Horace Edward Manners Fildes was born on 5 October 1875 in Temuka, South Canterbury, where his father, John Gifford Fildes, was the manager of the Bank of New Zealand. Horace was the fourth child of his father's second marriage, to Jessie Sophia Taine. The family moved around, and Horace attended school in Blenheim and Greytown.
Fildes entered the Post and Telegraph Department in Wellington in February 1893. He rose through the ranks to become chief postmaster in Westport (1924–25), assistant chief postmaster in Christchurch (1925–26) and assistant chief postmaster in Wellington in April 1926. He was acting chief postmaster of Wellington when he retired in 1929. His career was interrupted by three years on war service with the pay corps of the Otago Infantry Regiment. He served nearly a year in France as sergeant, returning to the Post and Telegraph Department in late 1919.

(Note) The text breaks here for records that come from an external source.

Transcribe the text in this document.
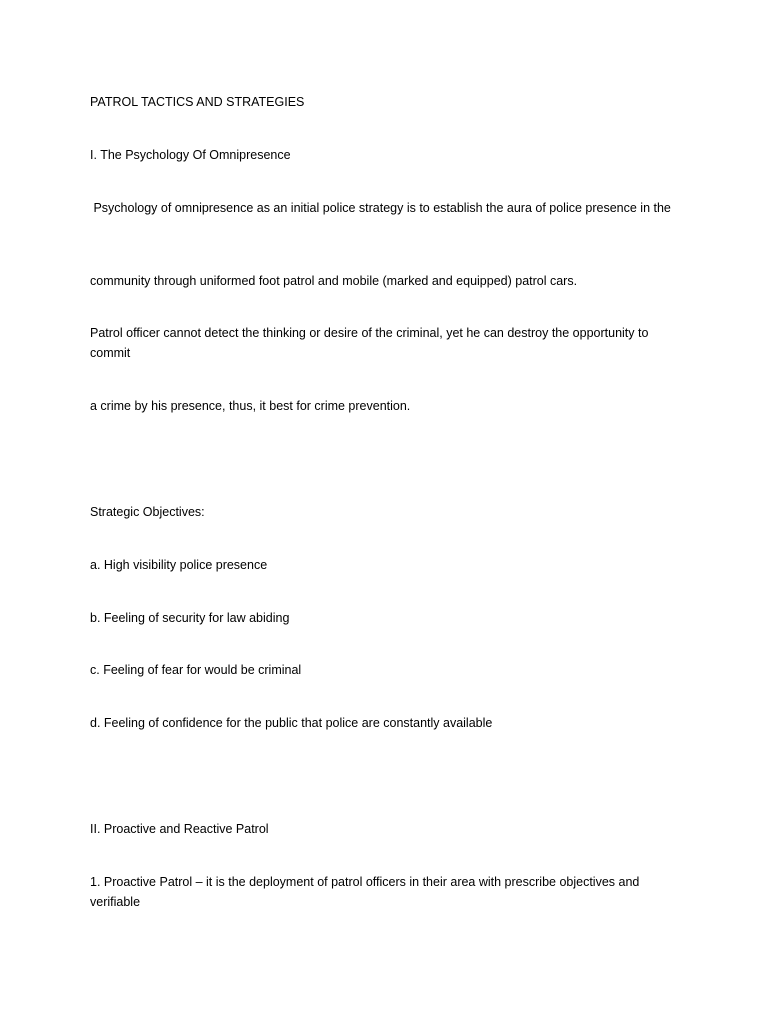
PATROL TACTICS AND STRATEGIES
I. The Psychology Of Omnipresence
Psychology of omnipresence as an initial police strategy is to establish the aura of police presence in the
community through uniformed foot patrol and mobile (marked and equipped) patrol cars.
Patrol officer cannot detect the thinking or desire of the criminal, yet he can destroy the opportunity to commit
a crime by his presence, thus, it best for crime prevention.
Strategic Objectives:
a. High visibility police presence
b. Feeling of security for law abiding
c. Feeling of fear for would be criminal
d. Feeling of confidence for the public that police are constantly available
II. Proactive and Reactive Patrol
1. Proactive Patrol – it is the deployment of patrol officers in their area with prescribe objectives and verifiable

His formal career was much less important than his passion for the collection, annotation and indexing of books and papers on the early history of New Zealand. This began about 1896, was interrupted in 1909 when (for reasons unknown) he sold some 200 volumes to the Palmerston North Public Library, but was taken up again almost immediately. By the early 1920s he was eagerly collecting additions to T. M. Hocken's bibliography of New Zealand literature, and about 1925 he began a manuscript 'Supplement to Hocken'. Like Hocken, he included brief articles and works with short references to New Zealand in a text primarily concerned with other matters; he also incorporated items he did not own but had seen reported in booksellers' catalogues. In his own collection he indexed all references, however slight, to the many early residents and visitors in whose careers he was interested. Cumulated into a set of index volumes, these references continue to provide an invaluable aid to researchers.
During his life Fildes used these indexes to assist amateur and professional historians. Not everyone showed the gratitude he expected, and considerable bitterness resulted, especially when he wrote to point out the errors of detail left by careless writers. It was this habit that led Guy Scholefield to describe him as one 'who for many years acted as voluntary corrector of the press to all who ventured on historical publication in New Zealand'. Scholefield did not appreciate being corrected; others who did, and remained good friends, included Elsdon Best, James Cowan, J. R. Elder and A. H. Reed.
In addition to his book collecting, Fildes corresponded with such survivors of early New Zealand settlement as he could find. Among these was Major General H. G. Robley, veteran of the battle of Gate Pa, whom Fildes met in London and assisted to compile his memoirs. Fildes also worked on Charles Armitage Brown, the friend of John Keats who came to New Plymouth in 1840. Fildes's book on Brown was rejected by Oxford University Press, but has been used by subsequent researchers (notably E. H. McCormick). The same pattern occurred in most of Fildes's other research: a single newspaper article might appear, but the bulk of his material remained only in manuscript to be drawn upon by others. He published two pamphlets, one on the history of Methodism in New Zealand, the other The last of the Ngati Mamoe. He was on the executive of the Wellington Provincial Historical sub-committee for the 1940 centennial celebrations.
On 9 September 1931 at Wellington, Fildes married Florence Gertrude Harris, a young woman in her 20s; they had no children. Fildes died at Wellington on 7 October 1937, survived by his wife. He left nearly 2,000 volumes to the Victoria University College Library, as well as more than 120 paintings and prints to the Dominion Museum.